90% parameter reduction, 3.4x faster inference, and 2.7x memory savings while exceeding SOTA in retrieval and reconstruction, proving the value of lightweight autoregressive routes for BCI.
Ablations show that both the encoder and generation framework are critical: swapping LaBraM or reverting to unCLIP/Diffusion causes performance drops, indicating that the "pre-trained encoder + autoregressive generation" strategy is synergistic.
Interpretability: Visualization of intermediate reconstructions across 10 scales shows edges/colors in early stages (V1), structural contours in middle stages (V2/V4), and semantically complete objects in late stages (IT). Region-scale correlation analysis further supports this correspondence with human hierarchical visual perception.

Highlights & Insights¶

The shift from "multi-stage diffusion" to "single-chain autoregression" is the core insight: treating EEG embeddings as the coarsest scale keeps brain signals directly linked to the generation process, eliminating cross-stage error accumulation.
The alignment between "Next-Scale Prediction" and neuroscience is intrinsic: the coarse-to-fine generation naturally maps to visual pathways (V1→V2/V4→IT), providing both efficiency and neural interpretability.
Leveraging foundation models (LaBraM + VAR with pre-trained initializations) is key to handling small-data, high-noise scenarios, offering a replicable solution for EEG data scarcity.

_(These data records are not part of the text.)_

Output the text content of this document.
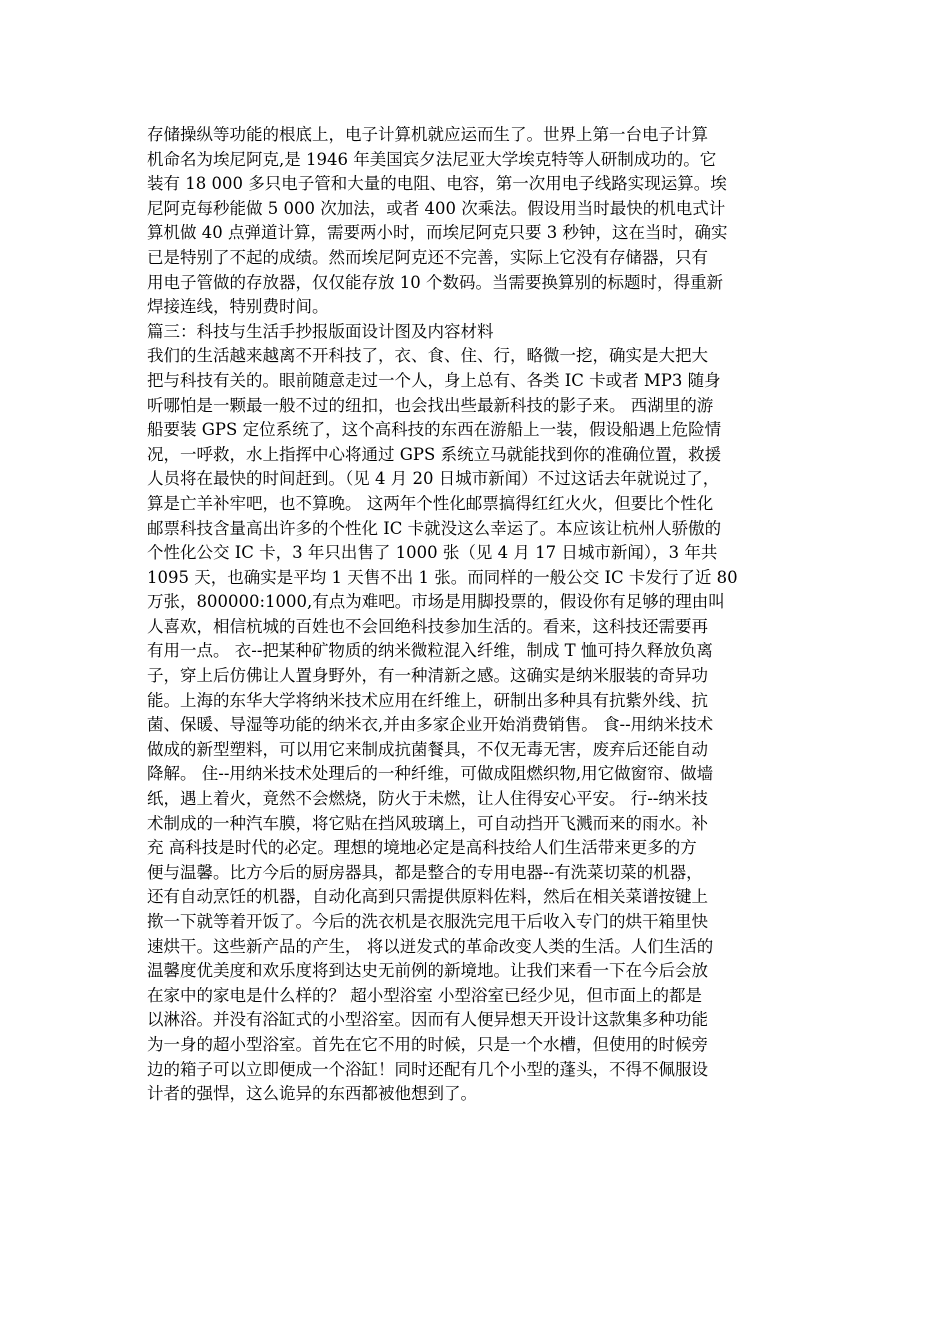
存储操纵等功能的根底上，电子计算机就应运而生了。世界上第一台电子计算
机命名为埃尼阿克,是 1946 年美国宾夕法尼亚大学埃克特等人研制成功的。它
装有 18 000 多只电子管和大量的电阻、电容，第一次用电子线路实现运算。埃
尼阿克每秒能做 5 000 次加法，或者 400 次乘法。假设用当时最快的机电式计
算机做 40 点弹道计算，需要两小时，而埃尼阿克只要 3 秒钟，这在当时，确实
已是特别了不起的成绩。然而埃尼阿克还不完善，实际上它没有存储器，只有
用电子管做的存放器，仅仅能存放 10 个数码。当需要换算别的标题时，得重新
焊接连线，特别费时间。
篇三：科技与生活手抄报版面设计图及内容材料
我们的生活越来越离不开科技了，衣、食、住、行，略微一挖，确实是大把大
把与科技有关的。眼前随意走过一个人，身上总有、各类 IC 卡或者 MP3 随身
听哪怕是一颗最一般不过的纽扣，也会找出些最新科技的影子来。 西湖里的游
船要装 GPS 定位系统了，这个高科技的东西在游船上一装，假设船遇上危险情
况，一呼救，水上指挥中心将通过 GPS 系统立马就能找到你的准确位置，救援
人员将在最快的时间赶到。（见 4 月 20 日城市新闻）不过这话去年就说过了，
算是亡羊补牢吧，也不算晚。 这两年个性化邮票搞得红红火火，但要比个性化
邮票科技含量高出许多的个性化 IC 卡就没这么幸运了。本应该让杭州人骄傲的
个性化公交 IC 卡，3 年只出售了 1000 张（见 4 月 17 日城市新闻），3 年共
1095 天，也确实是平均 1 天售不出 1 张。而同样的一般公交 IC 卡发行了近 80
万张，800000:1000,有点为难吧。市场是用脚投票的，假设你有足够的理由叫
人喜欢，相信杭城的百姓也不会回绝科技参加生活的。看来，这科技还需要再
有用一点。 衣--把某种矿物质的纳米微粒混入纤维，制成 T 恤可持久释放负离
子，穿上后仿佛让人置身野外，有一种清新之感。这确实是纳米服装的奇异功
能。上海的东华大学将纳米技术应用在纤维上，研制出多种具有抗紫外线、抗
菌、保暖、导湿等功能的纳米衣,并由多家企业开始消费销售。 食--用纳米技术
做成的新型塑料，可以用它来制成抗菌餐具，不仅无毒无害，废弃后还能自动
降解。 住--用纳米技术处理后的一种纤维，可做成阻燃织物,用它做窗帘、做墙
纸，遇上着火，竟然不会燃烧，防火于未燃，让人住得安心平安。 行--纳米技
术制成的一种汽车膜，将它贴在挡风玻璃上，可自动挡开飞溅而来的雨水。补
充 高科技是时代的必定。理想的境地必定是高科技给人们生活带来更多的方
便与温馨。比方今后的厨房器具，都是整合的专用电器--有洗菜切菜的机器，
还有自动烹饪的机器，自动化高到只需提供原料佐料，然后在相关菜谱按键上
揿一下就等着开饭了。今后的洗衣机是衣服洗完甩干后收入专门的烘干箱里快
速烘干。这些新产品的产生， 将以迸发式的革命改变人类的生活。人们生活的
温馨度优美度和欢乐度将到达史无前例的新境地。让我们来看一下在今后会放
在家中的家电是什么样的？ 超小型浴室 小型浴室已经少见，但市面上的都是
以淋浴。并没有浴缸式的小型浴室。因而有人便异想天开设计这款集多种功能
为一身的超小型浴室。首先在它不用的时候，只是一个水槽，但使用的时候旁
边的箱子可以立即便成一个浴缸！同时还配有几个小型的蓬头，不得不佩服设
计者的强悍，这么诡异的东西都被他想到了。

Limitations & Future Work¶

Evaluation primarily focuses on Subject-08 (following convention); absolute metrics for cross-subject generalization remain a challenge.
Dependence on VQ-VAE discrete tokens and external components like CLIP/CFG means generation diversity and detail limits are constrained by these modules; parameters like top-k=900 and CFG=4.0 require tuning.
The focus is on object concept images; applicability to complex scenes, dynamic visuals, or real-time online BCI decoding still needs verification.

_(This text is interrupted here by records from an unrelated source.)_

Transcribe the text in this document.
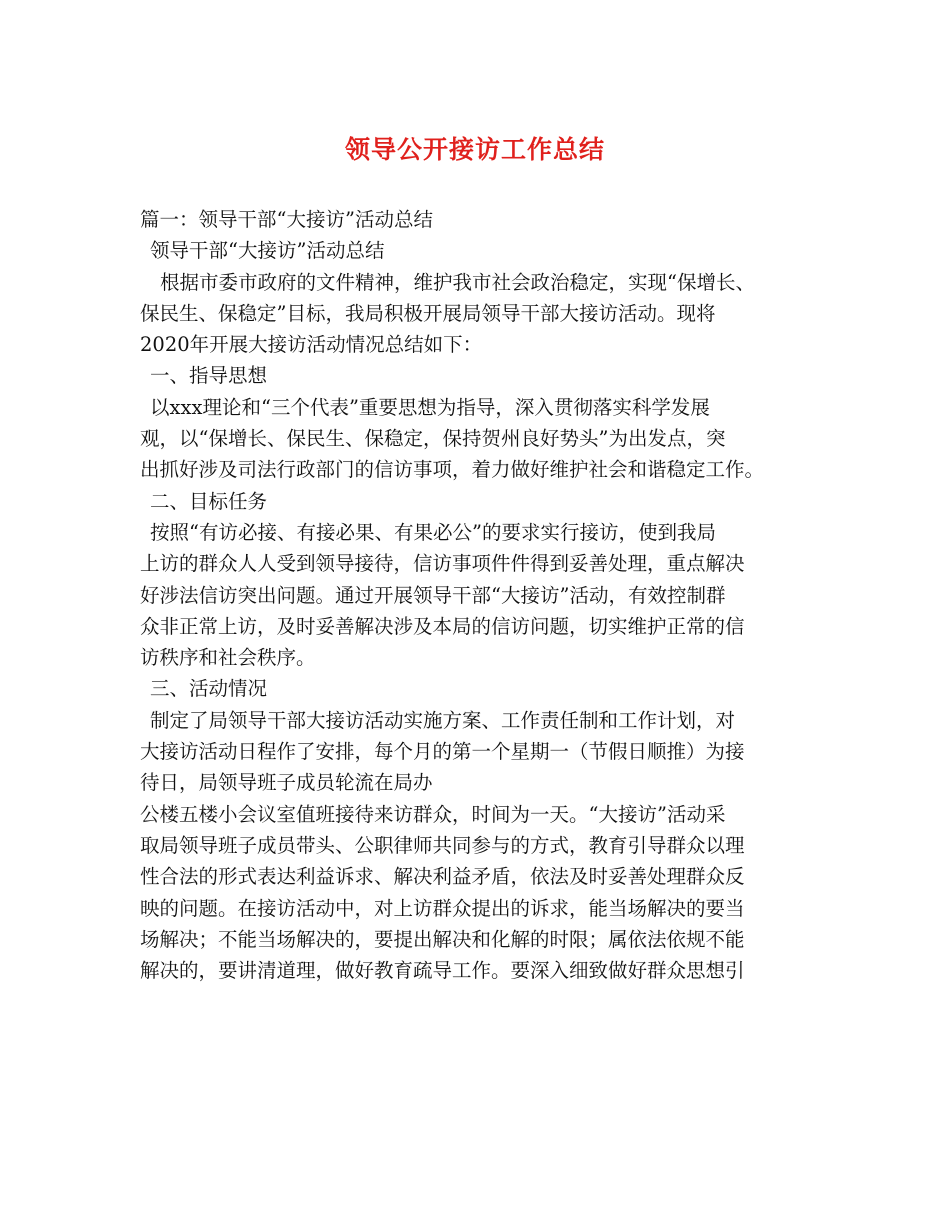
领导公开接访工作总结
篇一：领导干部“大接访”活动总结
领导干部“大接访”活动总结
根据市委市政府的文件精神，维护我市社会政治稳定，实现“保增长、
保民生、保稳定”目标，我局积极开展局领导干部大接访活动。现将
2020年开展大接访活动情况总结如下：
一、指导思想
以xxx理论和“三个代表”重要思想为指导，深入贯彻落实科学发展
观，以“保增长、保民生、保稳定，保持贺州良好势头”为出发点，突
出抓好涉及司法行政部门的信访事项，着力做好维护社会和谐稳定工作。
二、目标任务
按照“有访必接、有接必果、有果必公”的要求实行接访，使到我局
上访的群众人人受到领导接待，信访事项件件得到妥善处理，重点解决
好涉法信访突出问题。通过开展领导干部“大接访”活动，有效控制群
众非正常上访，及时妥善解决涉及本局的信访问题，切实维护正常的信
访秩序和社会秩序。
三、活动情况
制定了局领导干部大接访活动实施方案、工作责任制和工作计划，对
大接访活动日程作了安排，每个月的第一个星期一（节假日顺推）为接
待日，局领导班子成员轮流在局办
公楼五楼小会议室值班接待来访群众，时间为一天。“大接访”活动采
取局领导班子成员带头、公职律师共同参与的方式，教育引导群众以理
性合法的形式表达利益诉求、解决利益矛盾，依法及时妥善处理群众反
映的问题。在接访活动中，对上访群众提出的诉求，能当场解决的要当
场解决；不能当场解决的，要提出解决和化解的时限；属依法依规不能
解决的，要讲清道理，做好教育疏导工作。要深入细致做好群众思想引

EEG Visual Decoding (unCLIP family): ATM, NICE, CognitionCapturer, and GeoCap typically use EEG encoder → diffusion prior → Stable Diffusion. AVDE targets the computational and multi-stage overhead of these methods.
Pre-trained EEG Models: LaBraM provides universal EEG representations, serving as the foundation for feature extraction, echoing the trend of using large-scale pre-training in vision and language.
Visual Autoregression (VAR): AVDE extends the VAR paradigm from pure image generation to conditional brain signal decoding, providing an interesting expansion of VAR's applications.
Insight: When a task is dominated by multi-stage pipelines with heavy error accumulation, returning to an "end-to-end chain + strong pre-training" often yields simultaneous improvements in performance and efficiency.

Rating¶

Novelty: ⭐⭐⭐⭐ First use of VAR "Next-Scale Prediction" for EEG visual decoding, treating EEG as the coarsest scale; elegant paradigm shift aligned with brain science.
Experimental Thoroughness: ⭐⭐⭐⭐ Multiple datasets, dual tasks (retrieval/reconstruction), dual ablations (encoder/framework), and interpretability analysis are comprehensive; slight deduction for focus on a single best subject for reconstruction.
Writing Quality: ⭐⭐⭐⭐ Clear logic from motivation to experiment; formulas and diagrams are well-placed.
Value: ⭐⭐⭐⭐ Significant reduction in parameter/inference costs with superior results; highly relevant for deployable BCI and cognitive science tools.